# MCA, MFA, MOP, MSC and TOCA



## Shockdoc

Sounds like an AC compressor nameplate.


----------



## guitarboyled

That's exactly what it is!


----------



## Shockdoc

guitarboyled said:


> Minimum Circuit Amps or Minimum Circuit Ampacity (MCA) 41.3 Amps
> Maximum Fuse Amps (MFA) 60 amps
> Maximum Overcurrent Protection (MOP)
> Maximum Starting Current (MSC) 155 amps
> Total Overcurrent Amps (TOCA) 54.5 amps
> 
> Here we go…
> 
> I’m guessing that MCA is the ampacity required while the motor is running
> 
> The MFA and MOP are the required protection for that motor, I presume we select the next available breaker or fuses. By the way, what’s the difference between MFA and MOP?
> 
> MSC is the ampacity required at the startup of the motor. My question with this one is why doesn’t that extra demand (155 amps is superior to 60 amps) doesn’t trip the breaker or blow the fuses?
> 
> The TOCA I have no idea what that is.


It won't trip the breaker as long as it's a HACR rated breaker (which almost every breaker is) that will allow a 30 second surge to occur for start up. Time delay or Slow blow fuses are used when a fused system is utilized for the same reason.
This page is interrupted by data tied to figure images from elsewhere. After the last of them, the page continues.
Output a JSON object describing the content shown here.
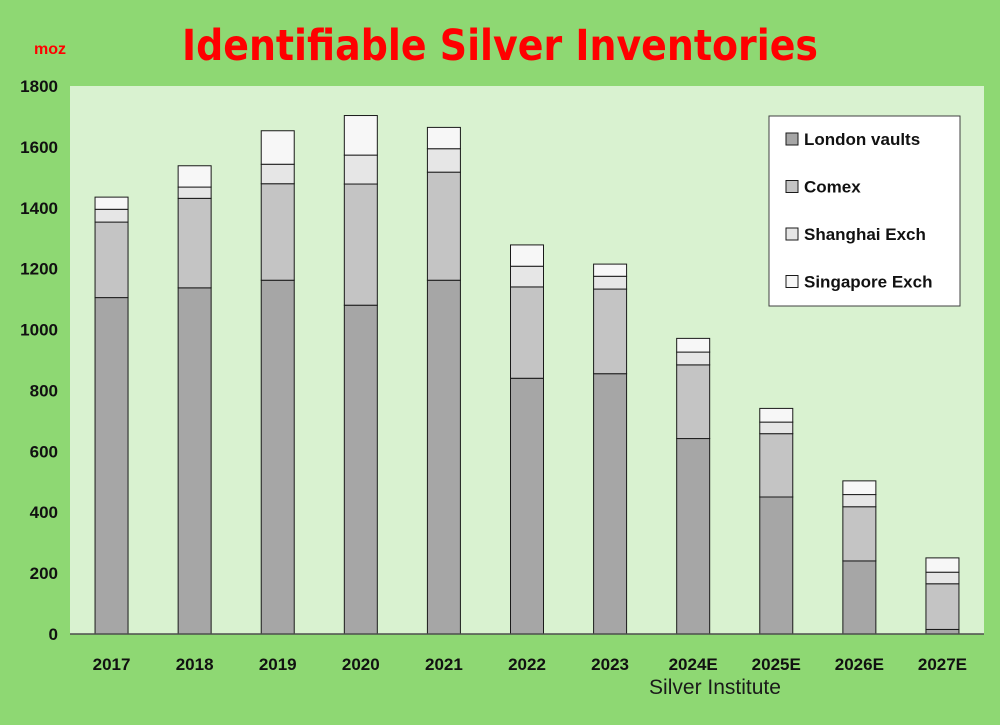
{
  "chart_data": {
    "type": "bar",
    "stacked": true,
    "title": "Identifiable Silver Inventories",
    "unit_label": "moz",
    "source": "Silver Institute",
    "categories": [
      "2017",
      "2018",
      "2019",
      "2020",
      "2021",
      "2022",
      "2023",
      "2024E",
      "2025E",
      "2026E",
      "2027E"
    ],
    "series": [
      {
        "name": "London vaults",
        "color": "#a6a6a6",
        "values": [
          1105,
          1137,
          1162,
          1080,
          1162,
          840,
          855,
          642,
          450,
          240,
          15
        ]
      },
      {
        "name": "Comex",
        "color": "#c4c4c4",
        "values": [
          248,
          294,
          317,
          398,
          355,
          300,
          278,
          242,
          208,
          178,
          150
        ]
      },
      {
        "name": "Shanghai Exch",
        "color": "#e6e6e6",
        "values": [
          42,
          37,
          64,
          95,
          77,
          68,
          42,
          42,
          38,
          40,
          38
        ]
      },
      {
        "name": "Singapore Exch",
        "color": "#f7f7f7",
        "values": [
          40,
          70,
          110,
          130,
          70,
          70,
          40,
          45,
          45,
          45,
          47
        ]
      }
    ],
    "ylim": [
      0,
      1800
    ],
    "yticks": [
      0,
      200,
      400,
      600,
      800,
      1000,
      1200,
      1400,
      1600,
      1800
    ],
    "grid": false,
    "legend_position": "top-right",
    "colors": {
      "background": "#8ed873",
      "plot_area": "#d9f2d0",
      "title": "#ff0000",
      "unit": "#ff0000"
    }
  }
}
If the circuit is easy it is always better to run the maximum overcurrent sized circuit .


----------



## NolaTigaBait

Wire a circuit that is good for 41.3 amps and fuse it at 60 amps...Thats all you really need to know.


----------



## guitarboyled

The startup current is required for how much time usually? Let's say in the present example for how long will the motor pull 155 amps before it idles normally at 41.3 amps?

I’m trying to figure out what the TOCA is but every link seems to point to the same manufacturer. Could it be something that’s not really use by the general electrical industry?


----------